Angel. The whole thing made her head ache.
“The theater, Annabella? It’s past noon already.”
Last night she hadn’t been able to let the angel comment pass, so she’d pressed him into some half-assed explanation about how he’d died and his mission on earth: save her and save Segue. Seemed to her like he was making it up. If she hadn’t seen his first clash against the wolf with her own eyes, she’d have never believed him. His fair eyes, dark blond hair, and olive-gold skin pretty much defined angel, but the way he moved—which in Annabella’s opinion said more about a person than anything else—told a completely different story. His smooth prowl and tense bearing suggested a brute strength of sweat, blood, and violence. Not angelic.
She knew he wasn’t telling the whole truth.
Now he was bent on ridding the world of her wolf. The one who’d killed Rudy and almost made Talia lose her babies. All because of her. She couldn’t let anyone else get hurt.

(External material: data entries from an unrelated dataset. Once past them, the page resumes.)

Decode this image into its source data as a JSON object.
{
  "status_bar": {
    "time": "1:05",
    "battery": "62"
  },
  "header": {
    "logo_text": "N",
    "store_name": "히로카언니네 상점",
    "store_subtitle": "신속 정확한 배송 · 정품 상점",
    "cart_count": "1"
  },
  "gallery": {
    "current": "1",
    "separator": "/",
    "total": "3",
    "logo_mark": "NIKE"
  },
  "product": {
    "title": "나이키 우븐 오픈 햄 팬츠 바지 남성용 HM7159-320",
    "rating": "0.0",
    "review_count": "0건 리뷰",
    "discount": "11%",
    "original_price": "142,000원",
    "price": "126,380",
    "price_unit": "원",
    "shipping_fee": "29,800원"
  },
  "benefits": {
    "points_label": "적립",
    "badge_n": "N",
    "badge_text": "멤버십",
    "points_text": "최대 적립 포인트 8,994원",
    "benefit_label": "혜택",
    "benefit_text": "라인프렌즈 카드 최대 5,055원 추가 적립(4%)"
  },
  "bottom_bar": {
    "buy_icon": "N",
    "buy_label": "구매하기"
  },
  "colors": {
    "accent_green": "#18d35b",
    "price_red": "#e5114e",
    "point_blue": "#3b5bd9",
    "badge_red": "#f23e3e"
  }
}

The insanity of the situation burned through Annabella’s body, scorching her dreams, destroying her hopes. This wasn’t happening.
Reality was worse than her nightmare. Shadows were everywhere. In most light, she cast one herself.
Annabella dragged a twisted ponytail out of her hair to cover the return of her shakes. “I have to make a call so the director can make a substitution.”